Impact – What is the impact of our curriculum on the students?

  • Children are happy, feel cared for, and have excellent relationships with others.  They know how to deal with challenges and have a range of strategies to overcome them.
  • Faith plays a key role in the lives of the children and the decisions they make.
  • Children have experienced a wide-ranging number of issues that face them today/will do so in the future, and know appropriate responses to them.
  • A large number of visits have enriched the lives of the children and they are able to discuss how the experience impacted their knowledge and understanding.
  • Children of all abilities and backgrounds achieve well in all subjects, reflected in outstanding progress that reveals a clear learning journey.  Children talk enthusiastically about their learning across the curriculum and are eager to further their learning in the next stages of their education.
  • There is a proven track record of test success that reflects the impact of deep learning.
  • Clear outcomes focus and guide all development plans and drive improvement.
  • Children are confident, resilient and actively engaged in the wider society.
  • The importance of physical fitness and healthy lifestyles are clearly articulated and practised by children.
  • Fundamental British Values are evident in the school and understood by all members of the community.


Reading and Phonics

Our approach to learning phonics in EYFS (Early Years Foundation Stage) and KS1 (Key Stage 1) is through using Letters and Sounds  as well as Jolly Phonics. We have a multisensory approach in EYFS and by using Jolly Phonics the pupils are provided with a picture, a song and an action to help them learn each different sound. This is an effective and interactive way for young learners to recall phonemes.  


Letters and Sounds provides us with games and resources to support our teaching of phonics. It aims to build pupils’ speaking and listening skills, as well as prepare pupils to learn to read, by developing their phonic knowledge and skills. It sets out a detailed programme for teaching phonic skills, with the aim of pupils becoming fluent readers by age seven.


Throughout KS1, pupils are provided with a range of fiction and non-fiction books which are regularly changed to aid progression with their reading.

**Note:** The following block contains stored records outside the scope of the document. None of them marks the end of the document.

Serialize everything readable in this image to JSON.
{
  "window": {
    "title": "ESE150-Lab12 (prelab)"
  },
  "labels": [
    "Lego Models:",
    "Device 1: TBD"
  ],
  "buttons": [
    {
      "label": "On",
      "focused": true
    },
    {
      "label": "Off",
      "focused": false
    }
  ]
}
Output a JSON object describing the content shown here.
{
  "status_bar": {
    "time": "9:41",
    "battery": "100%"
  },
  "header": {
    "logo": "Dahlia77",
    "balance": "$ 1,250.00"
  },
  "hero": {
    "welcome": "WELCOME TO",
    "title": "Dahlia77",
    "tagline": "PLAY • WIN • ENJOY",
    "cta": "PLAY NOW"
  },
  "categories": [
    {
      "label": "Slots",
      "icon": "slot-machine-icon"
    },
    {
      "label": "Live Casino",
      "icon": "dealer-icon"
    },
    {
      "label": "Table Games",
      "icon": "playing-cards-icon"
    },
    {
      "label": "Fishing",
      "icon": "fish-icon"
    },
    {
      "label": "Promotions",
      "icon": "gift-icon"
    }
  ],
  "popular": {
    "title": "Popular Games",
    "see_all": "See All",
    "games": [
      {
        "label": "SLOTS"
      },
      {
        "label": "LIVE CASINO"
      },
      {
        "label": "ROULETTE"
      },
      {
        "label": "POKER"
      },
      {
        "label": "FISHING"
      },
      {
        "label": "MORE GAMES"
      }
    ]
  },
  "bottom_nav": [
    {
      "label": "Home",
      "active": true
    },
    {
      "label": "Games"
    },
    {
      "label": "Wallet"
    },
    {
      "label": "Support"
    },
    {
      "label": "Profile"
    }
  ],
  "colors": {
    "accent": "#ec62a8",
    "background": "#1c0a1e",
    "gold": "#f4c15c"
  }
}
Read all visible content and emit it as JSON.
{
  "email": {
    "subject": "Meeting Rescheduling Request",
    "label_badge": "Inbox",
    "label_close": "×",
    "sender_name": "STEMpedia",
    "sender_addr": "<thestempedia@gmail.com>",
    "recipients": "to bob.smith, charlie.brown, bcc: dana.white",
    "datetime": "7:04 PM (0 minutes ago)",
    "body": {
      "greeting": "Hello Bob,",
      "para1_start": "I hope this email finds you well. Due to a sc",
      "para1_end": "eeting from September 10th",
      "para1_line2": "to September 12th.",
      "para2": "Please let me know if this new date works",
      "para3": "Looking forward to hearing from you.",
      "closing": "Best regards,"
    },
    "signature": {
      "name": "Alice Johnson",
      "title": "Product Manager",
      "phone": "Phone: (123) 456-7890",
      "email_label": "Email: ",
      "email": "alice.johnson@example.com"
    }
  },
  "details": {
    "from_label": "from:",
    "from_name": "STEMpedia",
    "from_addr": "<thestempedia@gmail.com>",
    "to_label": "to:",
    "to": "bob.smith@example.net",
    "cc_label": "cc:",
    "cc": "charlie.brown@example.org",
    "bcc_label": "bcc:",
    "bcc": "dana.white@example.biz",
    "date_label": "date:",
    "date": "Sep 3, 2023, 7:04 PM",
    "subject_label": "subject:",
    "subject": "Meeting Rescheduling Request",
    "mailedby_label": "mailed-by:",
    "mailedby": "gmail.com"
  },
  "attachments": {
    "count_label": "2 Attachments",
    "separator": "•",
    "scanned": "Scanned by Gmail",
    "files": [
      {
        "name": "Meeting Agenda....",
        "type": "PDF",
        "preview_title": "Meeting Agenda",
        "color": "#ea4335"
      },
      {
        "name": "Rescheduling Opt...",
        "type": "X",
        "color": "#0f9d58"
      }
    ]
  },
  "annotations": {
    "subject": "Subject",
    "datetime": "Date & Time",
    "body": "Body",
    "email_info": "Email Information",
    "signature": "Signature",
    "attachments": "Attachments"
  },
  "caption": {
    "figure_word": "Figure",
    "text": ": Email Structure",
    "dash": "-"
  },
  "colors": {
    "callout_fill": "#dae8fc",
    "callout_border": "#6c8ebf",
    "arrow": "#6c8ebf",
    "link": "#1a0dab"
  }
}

We use the popular and well- established Oxford Reading Tree , Collins Big Cat for Letters and Sounds and Rigby Star schemes.   


As pupils move into KS2 (Key Stage 2), they continue to follow a reading scheme in order that they learn more advanced deduction and inference skills. Opportunities are provided for children to read a wide range of texts written by different authors and to develop a love of reading.



At St Anne’s Catholic Primary School we value every pupil and the contribution they have to make. As a result we aim to ensure that every child achieves success and that all are enabled to develop their skills in accordance with their level of ability.


Mathematics is important in everyday life. It is integral to all aspects of life and with this in mind we endeavour to ensure that children develop a positive and enthusiastic attitude towards mathematics that will stay with them.


The National Curriculum for mathematics (2014) describes in detail what pupils must learn in each year group. Combined with our Calculation Policy, this ensures continuity, progression and high expectations for attainment in mathematics.


It is vital that a positive attitude towards mathematics is encouraged amongst all of our pupils in order to foster confidence and achievement in a skill that is essential in our society. At St Anne’s  we use the National Curriculum for Mathematics (2014) as the basis of our mathematics programme. We are committed to ensuring that all pupils achieve mastery in the key concepts of mathematics, appropriate for their age group, in order that they make genuine progress and avoid gaps in their understanding that provide barriers to learning as they move through education.